Tuesday, 17 May 2011

City of London sort of approves measures to improve road safety, cycling and walking. And sort of doesn't.

New cycling route on City of London street. Located
underneath the HGV. Handy for mothers and children
on their bicycles.....
First the extremely good news. And then the really not so very good news.

Back at the start of the year, I covered the City's planned transport strategy in some detail. This strategy is called the City of London Local Implementation Plan and there's a summary of my criticisms at the time on this page here.

Impressively, 113 people or organisations submitted responses to the Plan. That's roughly 100 more responses than the City received last time it consulted on its strategy five years ago. The list of responses is on this page here and includes responses from individuals at Deloitte, RBS, Deutsche Bank, Nomura, Allen & Overy, Kirkland & Ellis, Thomson Reuters....The list goes on.


And now for the big news.

Having worked its way through several committees, the City of London Policy and Resources Committee, last week voted in principle  to support three amendments to the underwhelming original Local Implementation Plan.

The Policy and Resources Committee is essentially in charge of policy in the Square Mile and in charge of resource allocation between the various subcommittees.

These are the amendments to the original plan that were discussed last week:

"(1) More ambitious road traffic casualty targets to reduce the number of persons killed or seriously injured to 50% below the 2004–2008 average by 2020 and the total number of persons injured to 30% below the 2004–2008 average by 2020.

(2) A commitment to provide continuous high-quality conditions for cycling on several routes through the City, with a further recommendation that these routes include both the London Cycle Network routes on City Corporation streets and several north–south and east–west quieter back-street routes through the City.

(3) A commitment to formally investigate the desirability of a 20 mph speed limit or 20 mph zone covering the whole of the City, with a further recommendation that the preferred option for such a speed limit or zone incorporate the Transport for London road network in the City."


This is very very good news indeed and a hgue thank you goes to everyone who participated in this consultation to help push some of these amendments through the strategy planning process.

But now for the less good news. You might have noticed that I stated the Committee voted 'in principle' for these amendments.
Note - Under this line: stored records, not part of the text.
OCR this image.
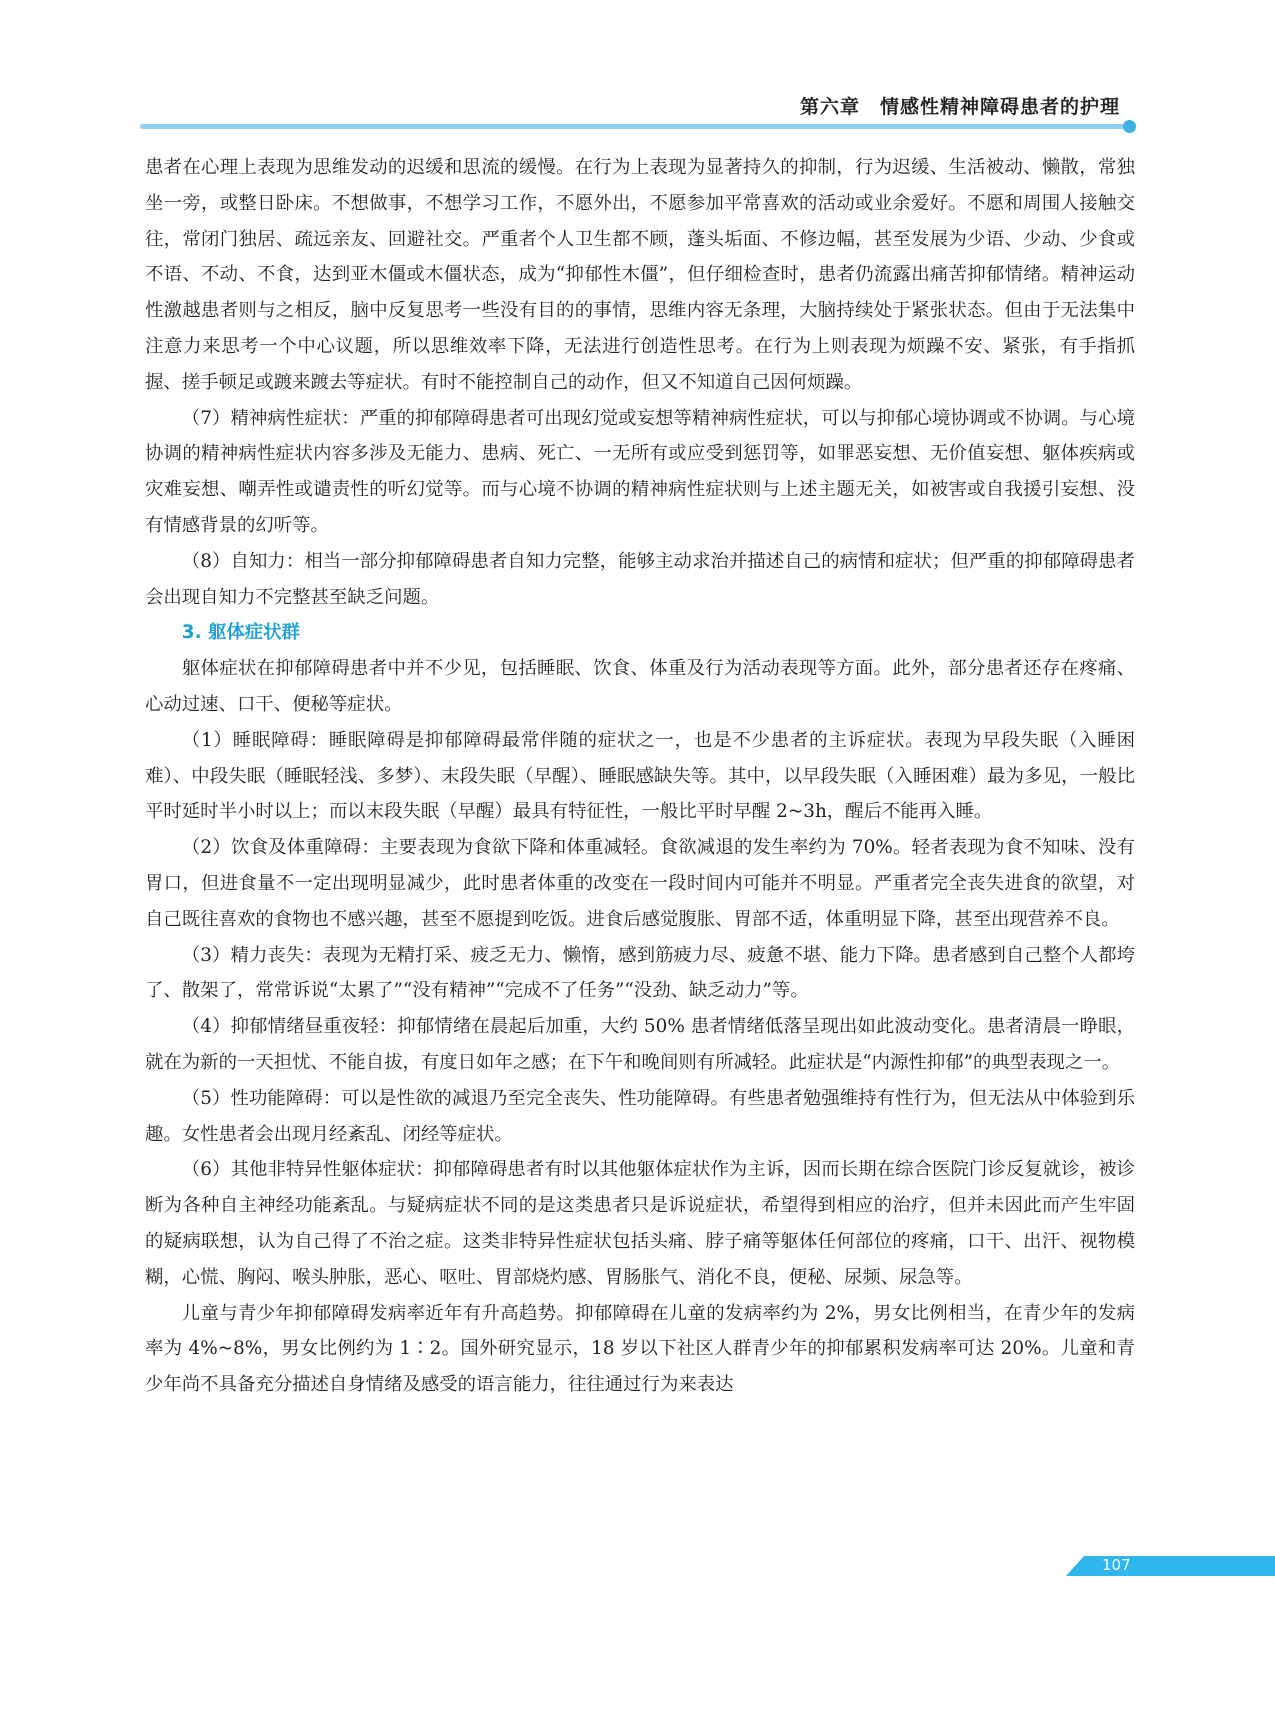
第六章　情感性精神障碍患者的护理

患者在心理上表现为思维发动的迟缓和思流的缓慢。在行为上表现为显著持久的抑制，行为迟缓、生活被动、懒散，常独坐一旁，或整日卧床。不想做事，不想学习工作，不愿外出，不愿参加平常喜欢的活动或业余爱好。不愿和周围人接触交往，常闭门独居、疏远亲友、回避社交。严重者个人卫生都不顾，蓬头垢面、不修边幅，甚至发展为少语、少动、少食或不语、不动、不食，达到亚木僵或木僵状态，成为“抑郁性木僵”，但仔细检查时，患者仍流露出痛苦抑郁情绪。精神运动性激越患者则与之相反，脑中反复思考一些没有目的的事情，思维内容无条理，大脑持续处于紧张状态。但由于无法集中注意力来思考一个中心议题，所以思维效率下降，无法进行创造性思考。在行为上则表现为烦躁不安、紧张，有手指抓握、搓手顿足或踱来踱去等症状。有时不能控制自己的动作，但又不知道自己因何烦躁。

（7）精神病性症状：严重的抑郁障碍患者可出现幻觉或妄想等精神病性症状，可以与抑郁心境协调或不协调。与心境协调的精神病性症状内容多涉及无能力、患病、死亡、一无所有或应受到惩罚等，如罪恶妄想、无价值妄想、躯体疾病或灾难妄想、嘲弄性或谴责性的听幻觉等。而与心境不协调的精神病性症状则与上述主题无关，如被害或自我援引妄想、没有情感背景的幻听等。

（8）自知力：相当一部分抑郁障碍患者自知力完整，能够主动求治并描述自己的病情和症状；但严重的抑郁障碍患者会出现自知力不完整甚至缺乏问题。

3. 躯体症状群

躯体症状在抑郁障碍患者中并不少见，包括睡眠、饮食、体重及行为活动表现等方面。此外，部分患者还存在疼痛、心动过速、口干、便秘等症状。

（1）睡眠障碍：睡眠障碍是抑郁障碍最常伴随的症状之一，也是不少患者的主诉症状。表现为早段失眠（入睡困难）、中段失眠（睡眠轻浅、多梦）、末段失眠（早醒）、睡眠感缺失等。其中，以早段失眠（入睡困难）最为多见，一般比平时延时半小时以上；而以末段失眠（早醒）最具有特征性，一般比平时早醒 2~3h，醒后不能再入睡。

（2）饮食及体重障碍：主要表现为食欲下降和体重减轻。食欲减退的发生率约为 70%。轻者表现为食不知味、没有胃口，但进食量不一定出现明显减少，此时患者体重的改变在一段时间内可能并不明显。严重者完全丧失进食的欲望，对自己既往喜欢的食物也不感兴趣，甚至不愿提到吃饭。进食后感觉腹胀、胃部不适，体重明显下降，甚至出现营养不良。

（3）精力丧失：表现为无精打采、疲乏无力、懒惰，感到筋疲力尽、疲惫不堪、能力下降。患者感到自己整个人都垮了、散架了，常常诉说“太累了”“没有精神”“完成不了任务”“没劲、缺乏动力”等。

（4）抑郁情绪昼重夜轻：抑郁情绪在晨起后加重，大约 50% 患者情绪低落呈现出如此波动变化。患者清晨一睁眼，就在为新的一天担忧、不能自拔，有度日如年之感；在下午和晚间则有所减轻。此症状是“内源性抑郁”的典型表现之一。

（5）性功能障碍：可以是性欲的减退乃至完全丧失、性功能障碍。有些患者勉强维持有性行为，但无法从中体验到乐趣。女性患者会出现月经紊乱、闭经等症状。

（6）其他非特异性躯体症状：抑郁障碍患者有时以其他躯体症状作为主诉，因而长期在综合医院门诊反复就诊，被诊断为各种自主神经功能紊乱。与疑病症状不同的是这类患者只是诉说症状，希望得到相应的治疗，但并未因此而产生牢固的疑病联想，认为自己得了不治之症。这类非特异性症状包括头痛、脖子痛等躯体任何部位的疼痛，口干、出汗、视物模糊，心慌、胸闷、喉头肿胀，恶心、呕吐、胃部烧灼感、胃肠胀气、消化不良，便秘、尿频、尿急等。

儿童与青少年抑郁障碍发病率近年有升高趋势。抑郁障碍在儿童的发病率约为 2%，男女比例相当，在青少年的发病率为 4%~8%，男女比例约为 1∶2。国外研究显示，18 岁以下社区人群青少年的抑郁累积发病率可达 20%。儿童和青少年尚不具备充分描述自身情绪及感受的语言能力，往往通过行为来表达

107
That's because the actual decision taken in the meeting was an agreement that:

"Investigation be carried out in the three areas identified by the consultation process in consultation with the Chairmen and Deputy Chairmen of this Committee, the Planning and Transportation Committee and the Town Clerk”.
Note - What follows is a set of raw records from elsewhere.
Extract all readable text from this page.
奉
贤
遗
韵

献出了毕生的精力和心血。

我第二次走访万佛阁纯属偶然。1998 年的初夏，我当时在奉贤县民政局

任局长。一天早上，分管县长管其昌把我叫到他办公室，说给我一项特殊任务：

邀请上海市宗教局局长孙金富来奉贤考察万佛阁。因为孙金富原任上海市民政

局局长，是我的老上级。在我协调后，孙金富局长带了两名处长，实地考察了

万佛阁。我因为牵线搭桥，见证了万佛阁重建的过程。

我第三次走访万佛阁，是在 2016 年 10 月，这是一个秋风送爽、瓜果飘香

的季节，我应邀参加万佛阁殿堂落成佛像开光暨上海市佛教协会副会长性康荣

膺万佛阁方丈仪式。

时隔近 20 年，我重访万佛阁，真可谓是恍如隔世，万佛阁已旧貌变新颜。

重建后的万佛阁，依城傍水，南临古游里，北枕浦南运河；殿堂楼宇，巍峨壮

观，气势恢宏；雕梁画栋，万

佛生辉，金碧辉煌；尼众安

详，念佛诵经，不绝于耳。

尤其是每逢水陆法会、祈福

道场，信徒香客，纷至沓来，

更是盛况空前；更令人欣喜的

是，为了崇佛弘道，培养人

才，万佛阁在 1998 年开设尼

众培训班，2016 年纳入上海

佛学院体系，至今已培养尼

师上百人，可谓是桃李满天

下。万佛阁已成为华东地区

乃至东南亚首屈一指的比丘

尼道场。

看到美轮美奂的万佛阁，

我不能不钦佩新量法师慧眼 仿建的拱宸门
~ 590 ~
Some of us have sat in the various committee meetings that led up to this decision. And we're none too sure what this resolution actually means. Our sense is that it may mean that a handful of committee chairs go sit in a room and work out whether or not to accept these amendments or to tweak them.

Now, the Chair of the Committee, Stuart Fraser, is one of those people. From the way he talked about cycling at the Committee meeting, we sense that he's not terribly aware of the conditions for cycling on the City's streets and bridges. The Chair of the Planning and Transportation Committee is a chap called Martin Farr who's views we profiled a few months ago here.
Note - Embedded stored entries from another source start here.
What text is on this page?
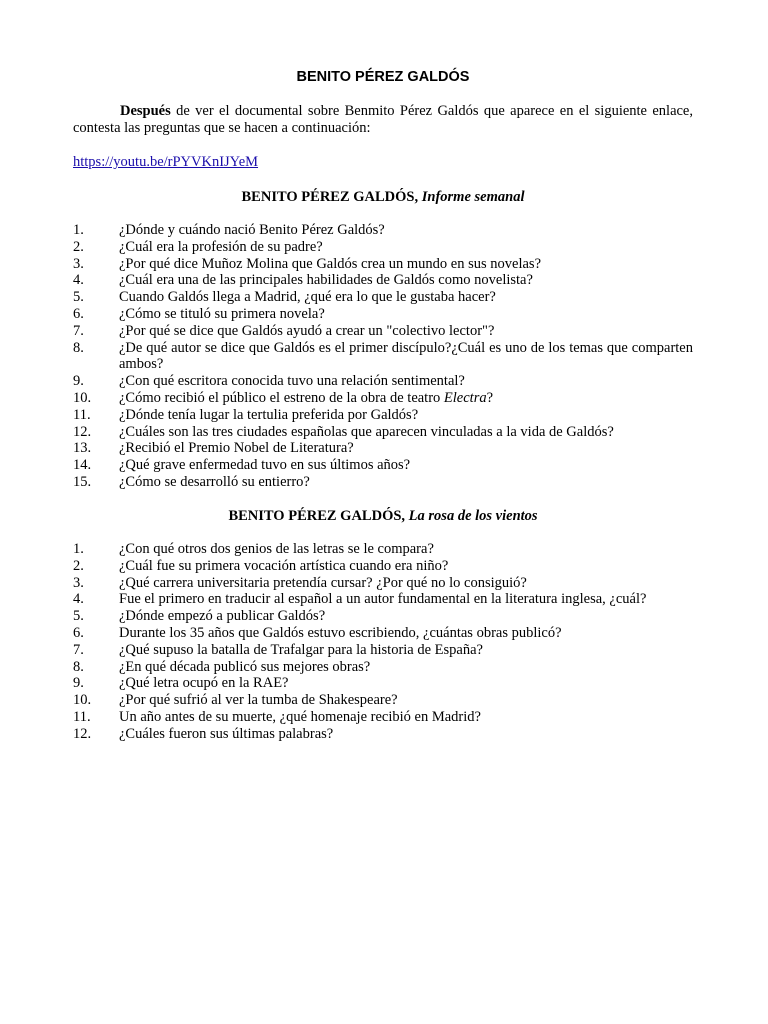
BENITO PÉREZ GALDÓS

Después de ver el documental sobre Benmito Pérez Galdós que aparece en el siguiente enlace, contesta las preguntas que se hacen a continuación:

https://youtu.be/rPYVKnIJYeM
BENITO PÉREZ GALDÓS, Informe semanal
1.	¿Dónde y cuándo nació Benito Pérez Galdós?
2.	¿Cuál era la profesión de su padre?
3.	¿Por qué dice Muñoz Molina que Galdós crea un mundo en sus novelas?
4.	¿Cuál era una de las principales habilidades de Galdós como novelista?
5.	Cuando Galdós llega a Madrid, ¿qué era lo que le gustaba hacer?
6.	¿Cómo se tituló su primera novela?
7.	¿Por qué se dice que Galdós ayudó a crear un "colectivo lector"?
8.	¿De qué autor se dice que Galdós es el primer discípulo?¿Cuál es uno de los temas que comparten ambos?
9.	¿Con qué escritora conocida tuvo una relación sentimental?
10.	¿Cómo recibió el público el estreno de la obra de teatro Electra?
11.	¿Dónde tenía lugar la tertulia preferida por Galdós?
12.	¿Cuáles son las tres ciudades españolas que aparecen vinculadas a la vida de Galdós?
13.	¿Recibió el Premio Nobel de Literatura?
14.	¿Qué grave enfermedad tuvo en sus últimos años?
15.	¿Cómo se desarrolló su entierro?
BENITO PÉREZ GALDÓS, La rosa de los vientos
1.	¿Con qué otros dos genios de las letras se le compara?
2.	¿Cuál fue su primera vocación artística cuando era niño?
3.	¿Qué carrera universitaria pretendía cursar? ¿Por qué no lo consiguió?
4.	Fue el primero en traducir al español a un autor fundamental en la literatura inglesa, ¿cuál?
5.	¿Dónde empezó a publicar Galdós?
6.	Durante los 35 años que Galdós estuvo escribiendo, ¿cuántas obras publicó?
7.	¿Qué supuso la batalla de Trafalgar para la historia de España?
8.	¿En qué década publicó sus mejores obras?
9.	¿Qué letra ocupó en la RAE?
10.	¿Por qué sufrió al ver la tumba de Shakespeare?
11.	Un año antes de su muerte, ¿qué homenaje recibió en Madrid?
12.	¿Cuáles fueron sus últimas palabras?
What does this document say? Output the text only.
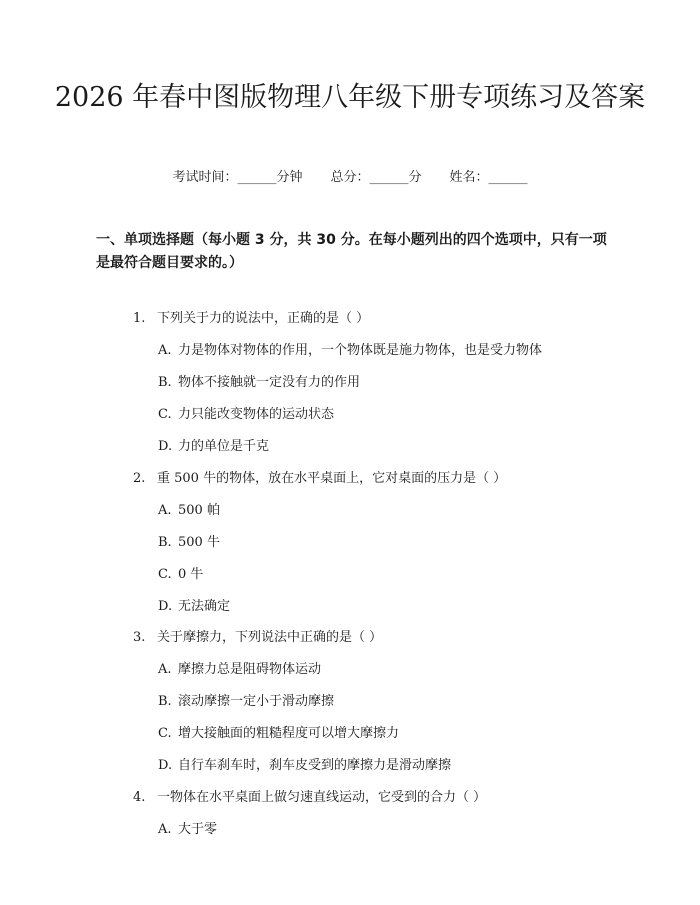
2026 年春中图版物理八年级下册专项练习及答案
考试时间：______分钟 总分：______分 姓名：______
一、单项选择题（每小题 3 分，共 30 分。在每小题列出的四个选项中，只有一项是最符合题目要求的。）
1. 下列关于力的说法中，正确的是（ ）
A. 力是物体对物体的作用，一个物体既是施力物体，也是受力物体
B. 物体不接触就一定没有力的作用
C. 力只能改变物体的运动状态
D. 力的单位是千克
2. 重 500 牛的物体，放在水平桌面上，它对桌面的压力是（ ）
A. 500 帕
B. 500 牛
C. 0 牛
D. 无法确定
3. 关于摩擦力，下列说法中正确的是（ ）
A. 摩擦力总是阻碍物体运动
B. 滚动摩擦一定小于滑动摩擦
C. 增大接触面的粗糙程度可以增大摩擦力
D. 自行车刹车时，刹车皮受到的摩擦力是滑动摩擦
4. 一物体在水平桌面上做匀速直线运动，它受到的合力（ ）
A. 大于零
Our sense from listening to various committee meetings recently is that very very few councillors are prepared to stick their necks out in favour of cycling (or walking for that matter), largely because the general level of discussion about cycling at these meetings is fairly tabloid. Various of the more senior figures will rant about 'dangerous and inconsiderate cycling' in a way they would never talk about any other group of City professionals. And this will generally set the tone that many other committee members follow. Only the braver members will risk making a more considered comment.

So, to be honest, the jury is still out on the City's thinking about transport issues.

In theory, here are three very worthy amendments that could go a long way to improving safety for all types of people on the City's roads and not just for cyclists. But we're going to have to play a bit of a waiting game to see how the committee chairmen decide to implement those recommendations.